Students with disabilities must rely on others in emergency evacuation

While everyone else is rushing out of a campus building during a drill or an evacuation, students with disabilities are often left behind, waiting for extra assistance from emergency personnel or volunteers.

Students with disabilities who do not receive assistance from classmates or faculty must go through the process of calling an emergency organization and waiting for help to arrive. This happened to several students after the April 17 regional power outage.

“Pretty much, being in my position, you should always know something like this could happen,” said microbiology major Fekadu Andeberhan, who uses a motorized wheelchair to get around because she has a muscle weakness that makes it difficult for her to walk.

When the lights went out, Andeberhan was in the computer lab on the second floor of the Humanities building.
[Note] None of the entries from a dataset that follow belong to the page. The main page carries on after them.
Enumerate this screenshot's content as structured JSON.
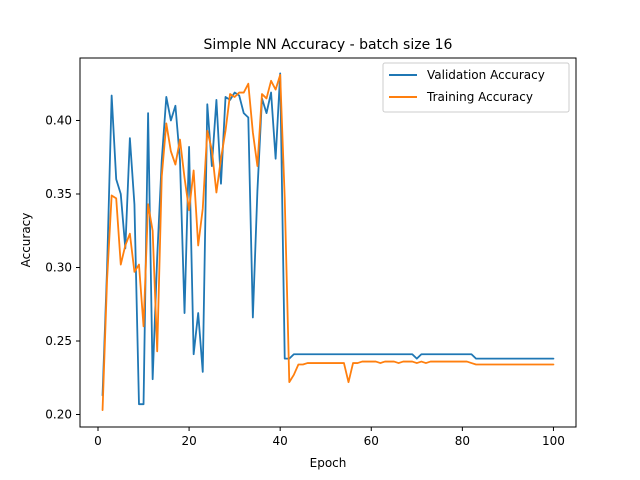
{
  "chart_data": {
    "type": "line",
    "title": "Simple NN Accuracy - batch size 16",
    "xlabel": "Epoch",
    "ylabel": "Accuracy",
    "xlim": [
      -3.95,
      104.95
    ],
    "ylim": [
      0.1915,
      0.4425
    ],
    "xticks": [
      0,
      20,
      40,
      60,
      80,
      100
    ],
    "yticks": [
      0.2,
      0.25,
      0.3,
      0.35,
      0.4
    ],
    "xtick_labels": [
      "0",
      "20",
      "40",
      "60",
      "80",
      "100"
    ],
    "ytick_labels": [
      "0.20",
      "0.25",
      "0.30",
      "0.35",
      "0.40"
    ],
    "grid": false,
    "legend_position": "upper right",
    "series": [
      {
        "name": "Validation Accuracy",
        "color": "#1f77b4",
        "values": [
          0.213,
          0.3,
          0.417,
          0.36,
          0.35,
          0.313,
          0.388,
          0.343,
          0.207,
          0.207,
          0.405,
          0.224,
          0.307,
          0.373,
          0.416,
          0.4,
          0.41,
          0.373,
          0.269,
          0.382,
          0.241,
          0.269,
          0.229,
          0.411,
          0.369,
          0.414,
          0.357,
          0.416,
          0.414,
          0.419,
          0.417,
          0.405,
          0.402,
          0.266,
          0.352,
          0.415,
          0.405,
          0.419,
          0.374,
          0.432,
          0.238,
          0.238,
          0.241,
          0.241,
          0.241,
          0.241,
          0.241,
          0.241,
          0.241,
          0.241,
          0.241,
          0.241,
          0.241,
          0.241,
          0.241,
          0.241,
          0.241,
          0.241,
          0.241,
          0.241,
          0.241,
          0.241,
          0.241,
          0.241,
          0.241,
          0.241,
          0.241,
          0.241,
          0.241,
          0.238,
          0.241,
          0.241,
          0.241,
          0.241,
          0.241,
          0.241,
          0.241,
          0.241,
          0.241,
          0.241,
          0.241,
          0.241,
          0.238,
          0.238,
          0.238,
          0.238,
          0.238,
          0.238,
          0.238,
          0.238,
          0.238,
          0.238,
          0.238,
          0.238,
          0.238,
          0.238,
          0.238,
          0.238,
          0.238,
          0.238
        ]
      },
      {
        "name": "Training Accuracy",
        "color": "#ff7f0e",
        "values": [
          0.203,
          0.292,
          0.349,
          0.347,
          0.302,
          0.315,
          0.323,
          0.297,
          0.302,
          0.26,
          0.343,
          0.325,
          0.243,
          0.362,
          0.398,
          0.379,
          0.37,
          0.387,
          0.361,
          0.339,
          0.366,
          0.315,
          0.34,
          0.393,
          0.38,
          0.351,
          0.374,
          0.393,
          0.418,
          0.416,
          0.419,
          0.419,
          0.425,
          0.392,
          0.369,
          0.418,
          0.415,
          0.427,
          0.421,
          0.431,
          0.347,
          0.222,
          0.227,
          0.234,
          0.234,
          0.235,
          0.235,
          0.235,
          0.235,
          0.235,
          0.235,
          0.235,
          0.235,
          0.235,
          0.222,
          0.235,
          0.235,
          0.236,
          0.236,
          0.236,
          0.236,
          0.235,
          0.236,
          0.236,
          0.236,
          0.235,
          0.236,
          0.236,
          0.236,
          0.235,
          0.236,
          0.235,
          0.236,
          0.236,
          0.236,
          0.236,
          0.236,
          0.236,
          0.236,
          0.236,
          0.236,
          0.235,
          0.234,
          0.234,
          0.234,
          0.234,
          0.234,
          0.234,
          0.234,
          0.234,
          0.234,
          0.234,
          0.234,
          0.234,
          0.234,
          0.234,
          0.234,
          0.234,
          0.234,
          0.234
        ]
      }
    ]
  }
}
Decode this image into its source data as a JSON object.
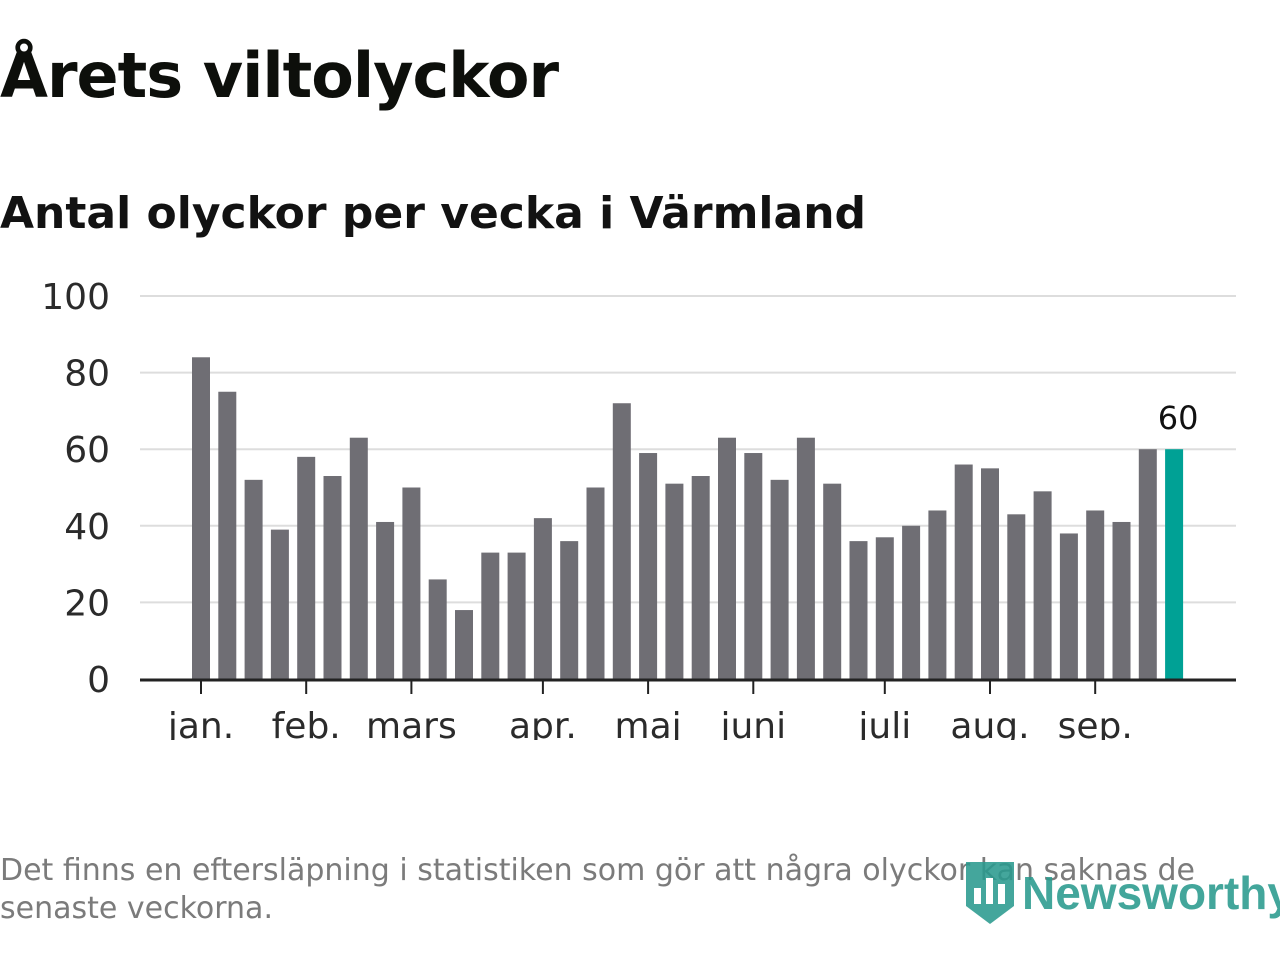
{
  "title": "Årets viltolyckor",
  "subtitle": "Antal olyckor per vecka i Värmland",
  "note": "Det finns en eftersläpning i statistiken som gör att några olyckor kan saknas de senaste veckorna.",
  "logo": {
    "text": "Newsworthy",
    "icon": "bar-chart-pin-icon"
  },
  "colors": {
    "bar": "#6f6e74",
    "highlight": "#00a195",
    "grid": "#dddddd",
    "axis": "#222222",
    "text": "#2b2b2b"
  },
  "chart_data": {
    "type": "bar",
    "values": [
      84,
      75,
      52,
      39,
      58,
      53,
      63,
      41,
      50,
      26,
      18,
      33,
      33,
      42,
      36,
      50,
      72,
      59,
      51,
      53,
      63,
      59,
      52,
      63,
      51,
      36,
      37,
      40,
      44,
      56,
      55,
      43,
      49,
      38,
      44,
      41,
      60,
      60
    ],
    "highlight_index": 37,
    "highlight_label": "60",
    "ylim": [
      0,
      100
    ],
    "yticks": [
      0,
      20,
      40,
      60,
      80,
      100
    ],
    "month_labels": [
      {
        "label": "jan.",
        "bar_index": 0
      },
      {
        "label": "feb.",
        "bar_index": 4
      },
      {
        "label": "mars",
        "bar_index": 8
      },
      {
        "label": "apr.",
        "bar_index": 13
      },
      {
        "label": "maj",
        "bar_index": 17
      },
      {
        "label": "juni",
        "bar_index": 21
      },
      {
        "label": "juli",
        "bar_index": 26
      },
      {
        "label": "aug.",
        "bar_index": 30
      },
      {
        "label": "sep.",
        "bar_index": 34
      }
    ],
    "grid": true
  }
}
“Some students waited with me,” she said. “It’s not good to be stuck, but I had help from kind people.”

After the lights went out, Andeberhan called the Disabled Student Program on campus, which arranged for her to be assisted by the fire department.
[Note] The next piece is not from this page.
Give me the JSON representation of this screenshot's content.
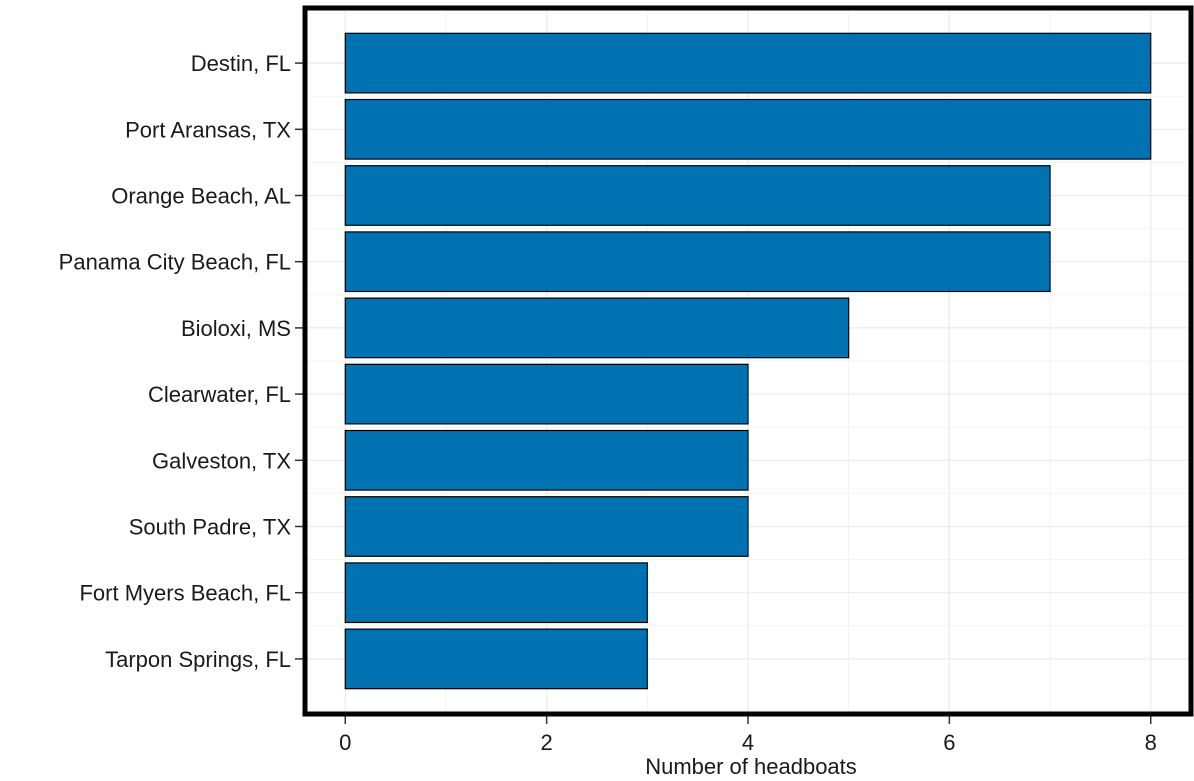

“We try to provide accessibility as much as possible. If people are stuck in elevators, we call the fire department,” said Mikael Miller, the front desk clerk at the Disability Program and Resource Center. “During an emergency we still run a system of call-ins, but there is staff designated inside the buildings to help if someone needs to get downstairs.”
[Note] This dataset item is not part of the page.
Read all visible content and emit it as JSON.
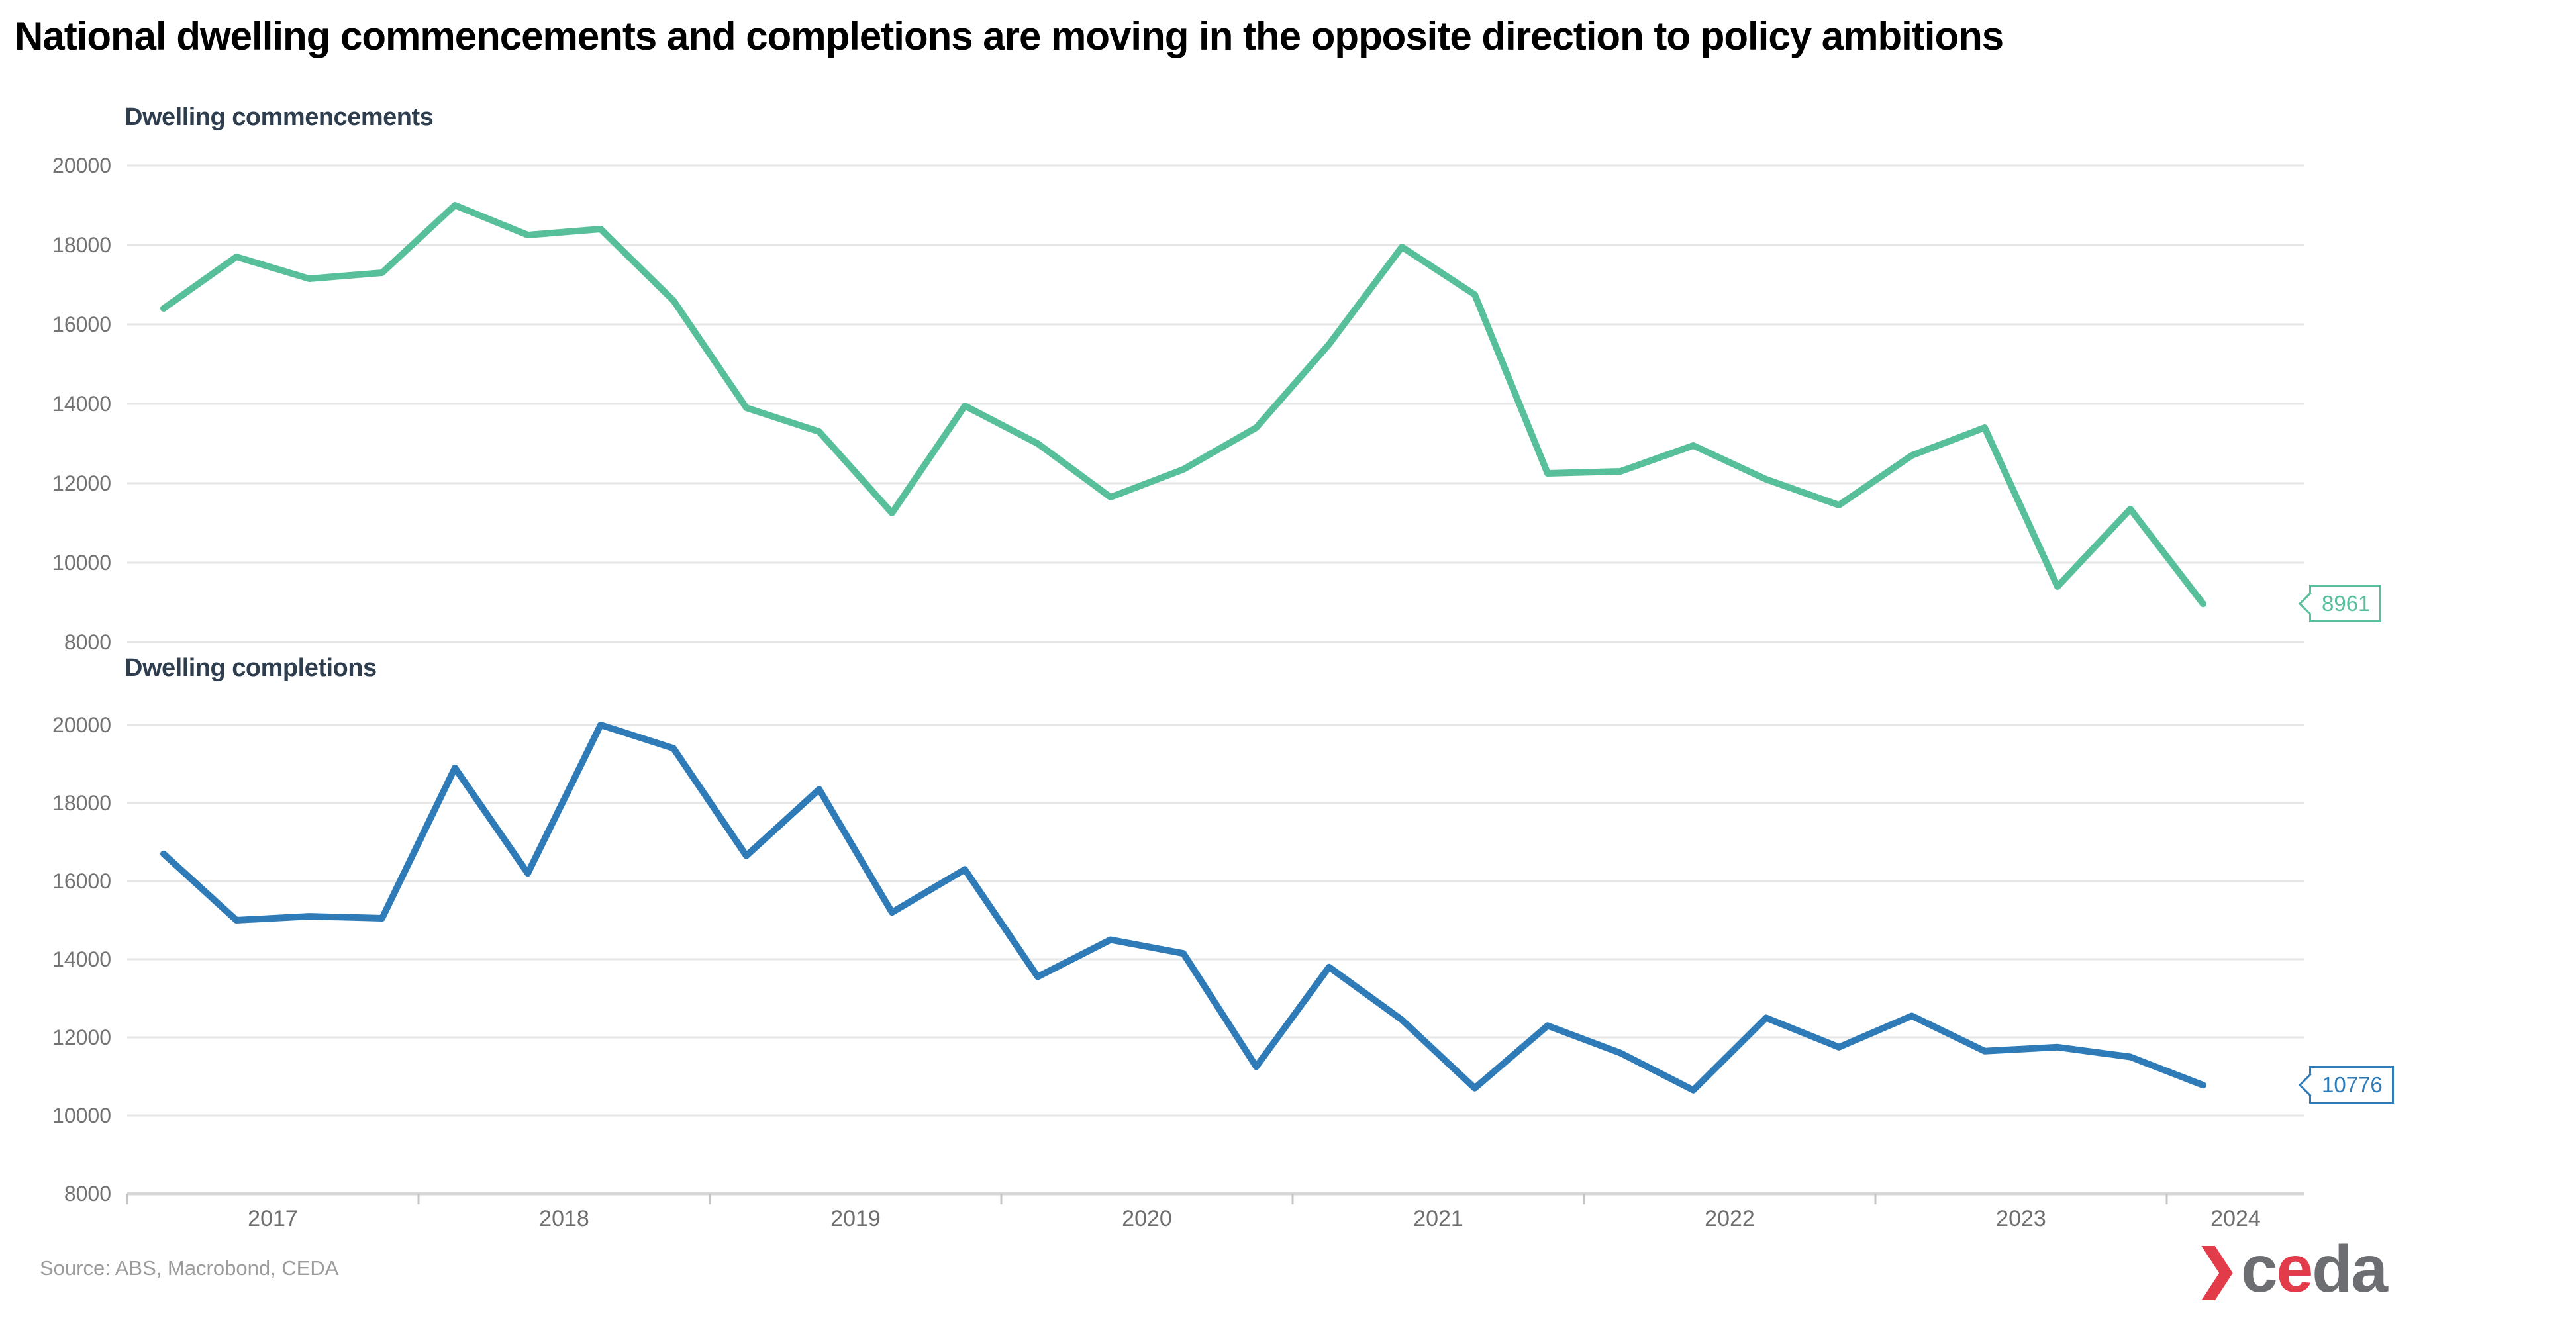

Some students said that prevention is better than waiting for outside help. SF state visitor Carlos Zentella was in the Cesar Chavez Student Center at the time of the power outage.

“I think it’s better to take the necessary precaution before panic strikes,” said Zentella, who has polio. Fortunately, the elevators in the Student Center worked after the outage, unlike most other buildings on campus.

“I went back up the elevator quickly because it would be more difficult if I waited,” Zentella said. “I don’t know what I would have done if the elevators weren’t working.”

Waiting for help would have been the only option.

Not only did the power go out, but the rain also added to the difficulty of the situation. But in order to alleviate such chaos, the fire department has a system of helping people get out of buildings and evacuating them to safe areas.

“Generally what we do, if we’re notified, is we instruct people to stay in place or assist,” said Mindy Talmadge, a San Francisco Fire Department spokeswoman. “And how that would happen would be that an area of refuge would be designated and the fire department would direct people to that area.”

However, the compounded problem of rain and a power outage makes things interesting.

“It’s like a domino effect with the lights out and the rain,” Zentella said. “It creates chaos.”